Isolation and Immortalisation of Tonsil Keratinocytes for Three-Dimensional Tissue Engineered Models

Objectives: The ability to isolate and culture primary cells is important for the in vitro investigation of specific tissues and diseases as these are more representative than cancer-derived cell lines. This study aimed to isolate primary keratinocytes from tonsils removed during routine tonsillectomies (ethics ref 09/H1308/66) using enzymatic digestion and use these to create functional tissue-engineered tonsillar tissue.
Methods: The efficiency of cell isolation using two different enzymes (trypsin and dispase) was compared. The growth of primary tonsil keratinocytes was measured and compared to cells cultured in the presence of the Rho kinase inhibitor Y27632. Keratinocytes were used to develop a tissue-engineered model of tonsil epithelium using primary tonsil fibroblasts and de-epithelialized dermis and these models were then incubated with Streptococcus pyogenes to model tonsillitis.

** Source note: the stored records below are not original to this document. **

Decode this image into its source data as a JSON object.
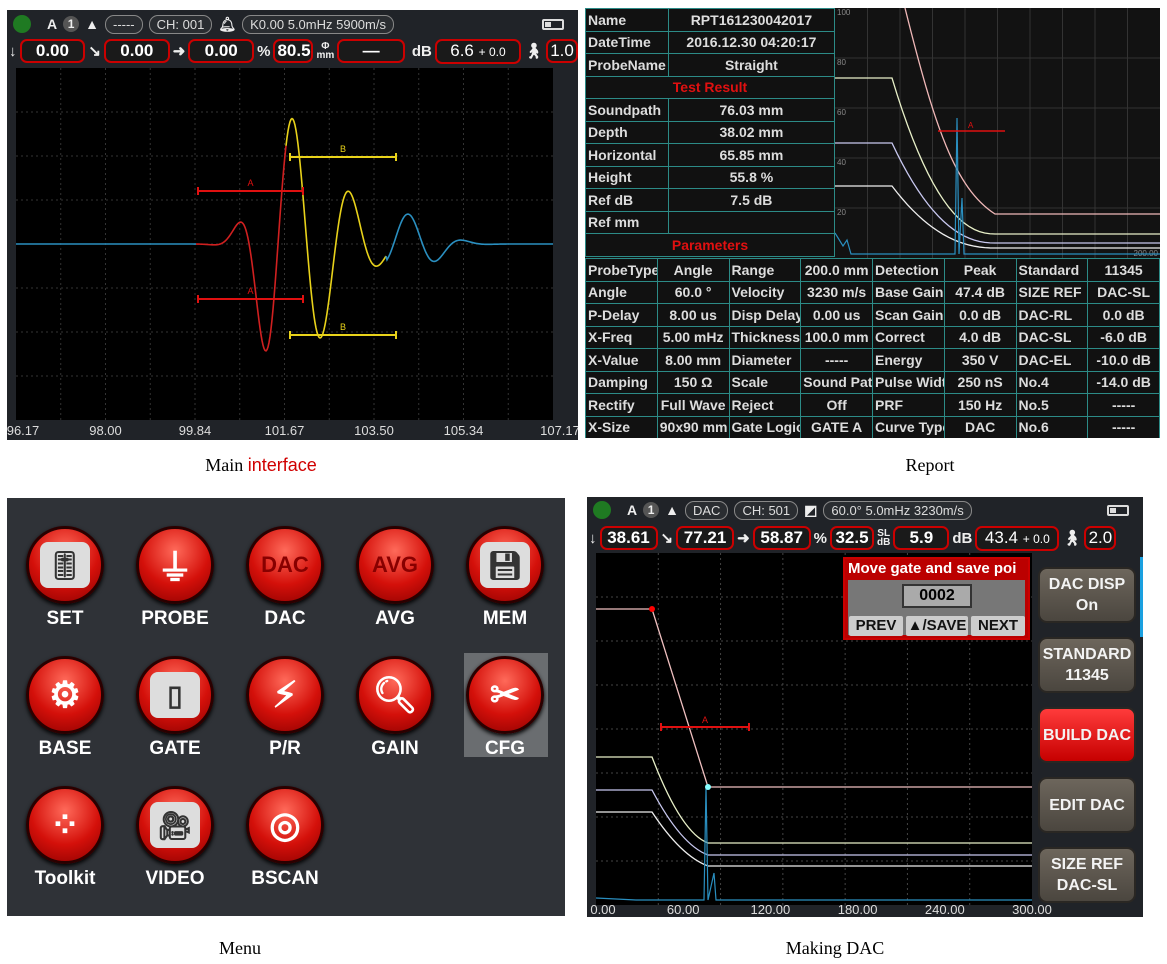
{
  "main": {
    "caption_a": "Main ",
    "caption_b": "interface",
    "mode": "A",
    "channel_num": "1",
    "curve_label": "-----",
    "ch": "CH: 001",
    "probe_info": "K0.00  5.0mHz  5900m/s",
    "readouts": {
      "soundpath": "0.00",
      "depth": "0.00",
      "horizontal": "0.00",
      "pct_sym": "%",
      "height": "80.5",
      "phi_sym": "Φ",
      "phi_unit": "mm",
      "phi_val": "—",
      "db_sym": "dB",
      "gain": "6.6",
      "gain_add": "+ 0.0",
      "step": "1.0"
    },
    "gate_a": "A",
    "gate_b": "B",
    "x_ticks": [
      "96.17",
      "98.00",
      "99.84",
      "101.67",
      "103.50",
      "105.34",
      "107.17"
    ]
  },
  "report": {
    "caption": "Report",
    "info": [
      {
        "label": "Name",
        "value": "RPT161230042017"
      },
      {
        "label": "DateTime",
        "value": "2016.12.30  04:20:17"
      },
      {
        "label": "ProbeName",
        "value": "Straight"
      }
    ],
    "test_result_title": "Test Result",
    "results": [
      {
        "label": "Soundpath",
        "value": "76.03 mm"
      },
      {
        "label": "Depth",
        "value": "38.02 mm"
      },
      {
        "label": "Horizontal",
        "value": "65.85 mm"
      },
      {
        "label": "Height",
        "value": "55.8 %"
      },
      {
        "label": "Ref dB",
        "value": "7.5 dB"
      },
      {
        "label": "Ref mm",
        "value": ""
      }
    ],
    "parameters_title": "Parameters",
    "chart": {
      "y_ticks": [
        "100",
        "80",
        "60",
        "40",
        "20",
        "0.00"
      ],
      "x_end": "200.00",
      "gate": "A"
    },
    "params": [
      [
        "ProbeType",
        "Angle",
        "Range",
        "200.0 mm",
        "Detection",
        "Peak",
        "Standard",
        "11345"
      ],
      [
        "Angle",
        "60.0 °",
        "Velocity",
        "3230 m/s",
        "Base Gain",
        "47.4 dB",
        "SIZE REF",
        "DAC-SL"
      ],
      [
        "P-Delay",
        "8.00 us",
        "Disp Delay",
        "0.00 us",
        "Scan Gain",
        "0.0 dB",
        "DAC-RL",
        "0.0 dB"
      ],
      [
        "X-Freq",
        "5.00 mHz",
        "Thickness",
        "100.0 mm",
        "Correct",
        "4.0 dB",
        "DAC-SL",
        "-6.0 dB"
      ],
      [
        "X-Value",
        "8.00 mm",
        "Diameter",
        "-----",
        "Energy",
        "350 V",
        "DAC-EL",
        "-10.0 dB"
      ],
      [
        "Damping",
        "150 Ω",
        "Scale",
        "Sound Path",
        "Pulse Width",
        "250 nS",
        "No.4",
        "-14.0 dB"
      ],
      [
        "Rectify",
        "Full Wave",
        "Reject",
        "Off",
        "PRF",
        "150 Hz",
        "No.5",
        "-----"
      ],
      [
        "X-Size",
        "90x90 mm",
        "Gate Logic",
        "GATE A",
        "Curve Type",
        "DAC",
        "No.6",
        "-----"
      ]
    ]
  },
  "menu": {
    "caption": "Menu",
    "items": [
      {
        "label": "SET",
        "icon": "sliders-icon"
      },
      {
        "label": "PROBE",
        "icon": "probe-icon"
      },
      {
        "label": "DAC",
        "icon": "dac-text-icon",
        "text": "DAC"
      },
      {
        "label": "AVG",
        "icon": "avg-text-icon",
        "text": "AVG"
      },
      {
        "label": "MEM",
        "icon": "floppy-disk-icon"
      },
      {
        "label": "BASE",
        "icon": "gear-icon"
      },
      {
        "label": "GATE",
        "icon": "gate-door-icon"
      },
      {
        "label": "P/R",
        "icon": "lightning-icon"
      },
      {
        "label": "GAIN",
        "icon": "magnifier-icon"
      },
      {
        "label": "CFG",
        "icon": "tools-icon",
        "selected": true
      },
      {
        "label": "Toolkit",
        "icon": "toolkit-dots-icon"
      },
      {
        "label": "VIDEO",
        "icon": "video-camera-icon"
      },
      {
        "label": "BSCAN",
        "icon": "radar-icon"
      }
    ]
  },
  "dac": {
    "caption": "Making DAC",
    "mode": "A",
    "channel_num": "1",
    "curve_label": "DAC",
    "ch": "CH: 501",
    "probe_info": "60.0°  5.0mHz  3230m/s",
    "readouts": {
      "soundpath": "38.61",
      "depth": "77.21",
      "horizontal": "58.87",
      "pct_sym": "%",
      "height": "32.5",
      "sl_sym": "SL",
      "sl_unit": "dB",
      "sl_val": "5.9",
      "db_sym": "dB",
      "gain": "43.4",
      "gain_add": "+ 0.0",
      "step": "2.0"
    },
    "popup": {
      "title": "Move gate and save poi",
      "value": "0002",
      "prev": "PREV",
      "save": "▲/SAVE",
      "next": "NEXT"
    },
    "buttons": [
      {
        "line1": "DAC DISP",
        "line2": "On"
      },
      {
        "line1": "STANDARD",
        "line2": "11345"
      },
      {
        "line1": "BUILD DAC",
        "line2": "",
        "active": true
      },
      {
        "line1": "EDIT DAC",
        "line2": ""
      },
      {
        "line1": "SIZE REF",
        "line2": "DAC-SL"
      }
    ],
    "gate": "A",
    "x_ticks": [
      "0.00",
      "60.00",
      "120.00",
      "180.00",
      "240.00",
      "300.00"
    ]
  },
  "colors": {
    "accent_red": "#cc0000",
    "grid": "#2c8b87",
    "signal_blue": "#2a8fc0",
    "gate_yellow": "#e8d21a"
  }
}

Results: Enzymatic digestion of tonsillar tissue with trypsin resulted in the isolation of significantly more keratinocytes compared to dispase isolation. Keratinocytes cultured without the Rho kinase inhibitor Y27632 survived in culture for less than 10 population doublings whereas cells cultured in the presence of this inhibitor grew for over 30 population doublings without changing their phenotype. Tonsil keratinocytes and fibroblasts cultured in three dimensions produced a multi-layered differentiated epithelium that histologically resembled the surface epithelium of normal tonsils and responded to S. pyogenes by increasing expression of pro-inflammatory cytokines.
Conclusions: Tonsil keratinocytes can be successfully isolated and cultured in vitro. Y27632 was able to markedly prolong the life span of keratinocytes without any deleterious consequences to the cell phenotype making these cells useful for a number of applications that require longer term culture. A functional tissue engineered model of tonsil epithelium was generated which will provide a useful tool for studying cells in a more physiologically relevant way.